The Change Management framework has practitioners create a communication plan early on. At the same time, practitioners will also clarify the roles and responsibilities of individual team members, giving other departments a clear idea of who to contact regarding specific questions. This easily accessible information can greatly ease collaboration, and will also make it much simpler for managers to assess the progress of projects and make sure they are going according to plan.
As with project or IT management, it is always important that those driving transformation initiatives are aware of how they are adding value to their business. Whatever the nature of the change a manager is bringing to their organization, they must have deliverables that ultimately support strategic business goals; otherwise, the entire thing will be a waste of time and resources.
The Change Management framework accounts for this during the planning stage and puts a great deal of emphasis on advocating change in a way that makes sense to corporate-minded stakeholders.

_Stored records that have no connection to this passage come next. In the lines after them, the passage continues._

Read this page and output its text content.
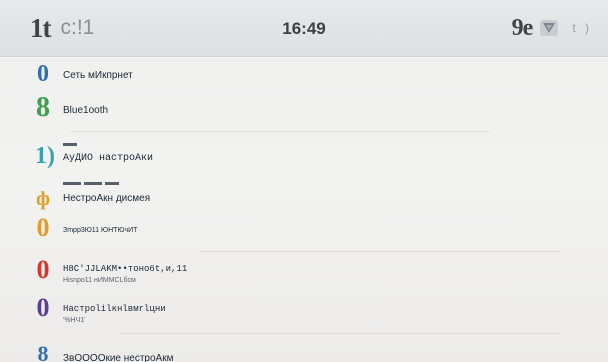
1t c:!1	16:49	9e	t )
0	Сеть мИкпрнет
8	Blue1ooth
1) АуДИО настроАки
ф	НестроАкн дисмея
0	Зmpp3Ю11 ЮНТЮчИТ
0	H8C'JJLAKM••тоно6t,и,11
Нisnpo11 нИММСLбсм
0	Настpolilкнlвмrlцни
'%НЧ1'
8	ЗвООООкие нестроАкм
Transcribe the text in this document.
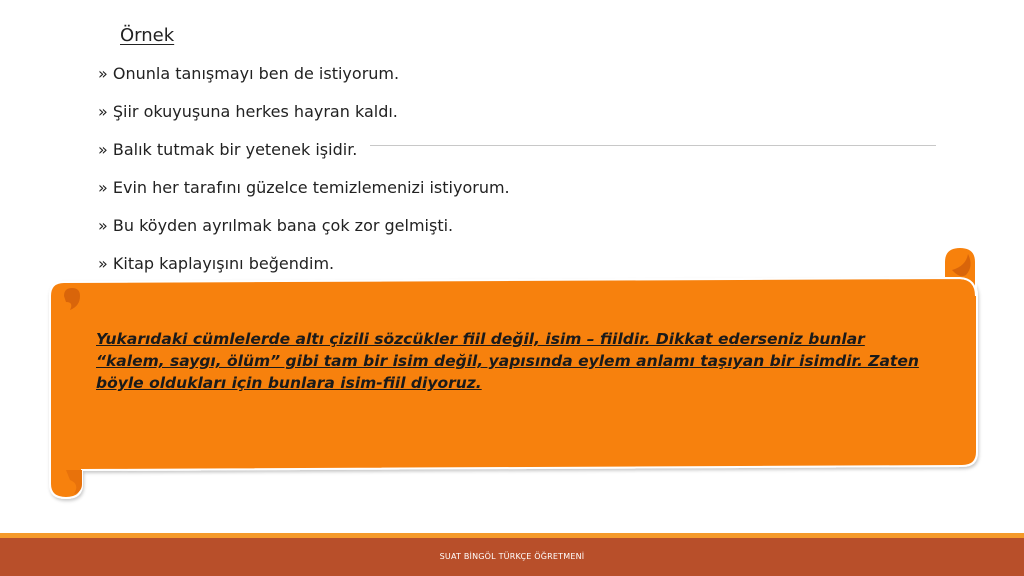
Örnek
» Onunla tanışmayı ben de istiyorum.
» Şiir okuyuşuna herkes hayran kaldı.
» Balık tutmak bir yetenek işidir.
» Evin her tarafını güzelce temizlemenizi istiyorum.
» Bu köyden ayrılmak bana çok zor gelmişti.
» Kitap kaplayışını beğendim.

Yukarıdaki cümlelerde altı çizili sözcükler fiil değil, isim – fiildir. Dikkat ederseniz bunlar “kalem, saygı, ölüm” gibi tam bir isim değil, yapısında eylem anlamı taşıyan bir isimdir. Zaten böyle oldukları için bunlara isim-fiil diyoruz.

SUAT BİNGÖL TÜRKÇE ÖĞRETMENİ
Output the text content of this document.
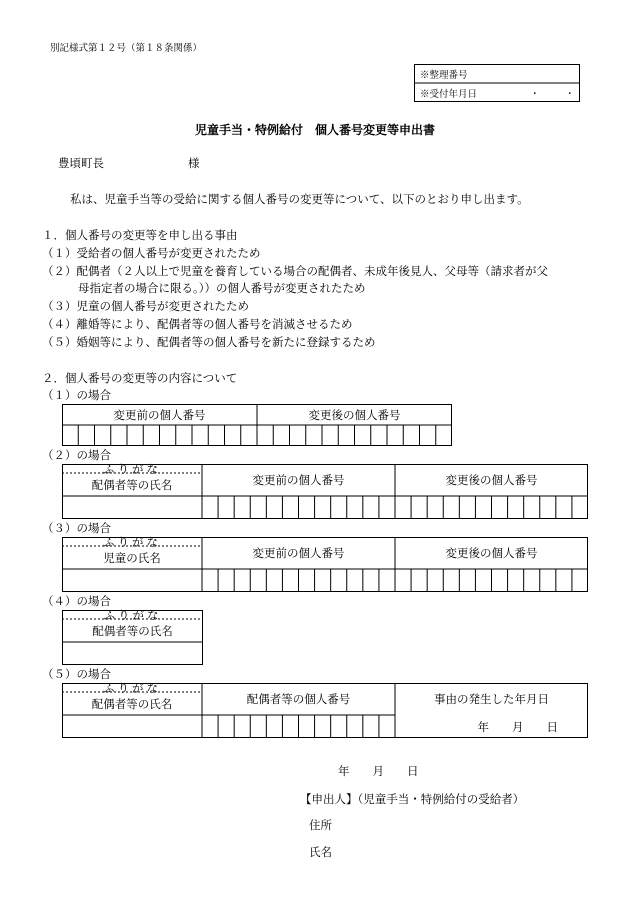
別記様式第１２号（第１８条関係）
※整理番号
※受付年月日	・　・
児童手当・特例給付　個人番号変更等申出書
豊頃町長	様
私は、児童手当等の受給に関する個人番号の変更等について、以下のとおり申し出ます。
１．個人番号の変更等を申し出る事由
（１）受給者の個人番号が変更されたため
（２）配偶者（２人以上で児童を養育している場合の配偶者、未成年後見人、父母等（請求者が父
母指定者の場合に限る。））の個人番号が変更されたため
（３）児童の個人番号が変更されたため
（４）離婚等により、配偶者等の個人番号を消滅させるため
（５）婚姻等により、配偶者等の個人番号を新たに登録するため
２．個人番号の変更等の内容について
（１）の場合
変更前の個人番号	変更後の個人番号
（２）の場合
ふりがな
配偶者等の氏名	変更前の個人番号	変更後の個人番号
（３）の場合
ふりがな
児童の氏名	変更前の個人番号	変更後の個人番号
（４）の場合
ふりがな
配偶者等の氏名
（５）の場合
ふりがな
配偶者等の氏名	配偶者等の個人番号	事由の発生した年月日
年　　月　　日
年　　月　　日
【申出人】（児童手当・特例給付の受給者）
住所
氏名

It also offers practices designed to keep transformation initiatives focused while simultaneously keeping costs from outweighing projected benefits.
The Human Factor
As we mentioned earlier, change often goes against human nature. We are creatures of habit – especially when our habits already “work perfectly well”. To succeed, a change initiative must factor in the diverse interests of different departments and stakeholders.
The Change Management framework has a large focus on teaching practitioners to empathize with other teams and departments. They must motivate them to embrace change using language that corresponds with the roles and responsibilities of individuals, not just the company and its bottom line.
This aspect of the framework can also be highly useful for managers and stakeholders, even if they are not directly involved with planning transformation initiatives. With a greater level of empathy and understanding, practitioners can permanently increase collaboration and morale throughout a business.
Maximize the Returns on your Investment
As a whole, the Change Management framework combines efficiency, clarity, and strategic alignment to ensure that change initiatives offer as much as possible with minimal disruption. At the same time, it also prepares businesses to take advantage of future opportunities for evolution and growth.
That’s the biggest benefit of the framework in a nutshell: by working with fully certified Change Management practitioners, businesses will permanently optimize the ROIs of transformation initiatives while also enjoying significant long-term cultural benefits.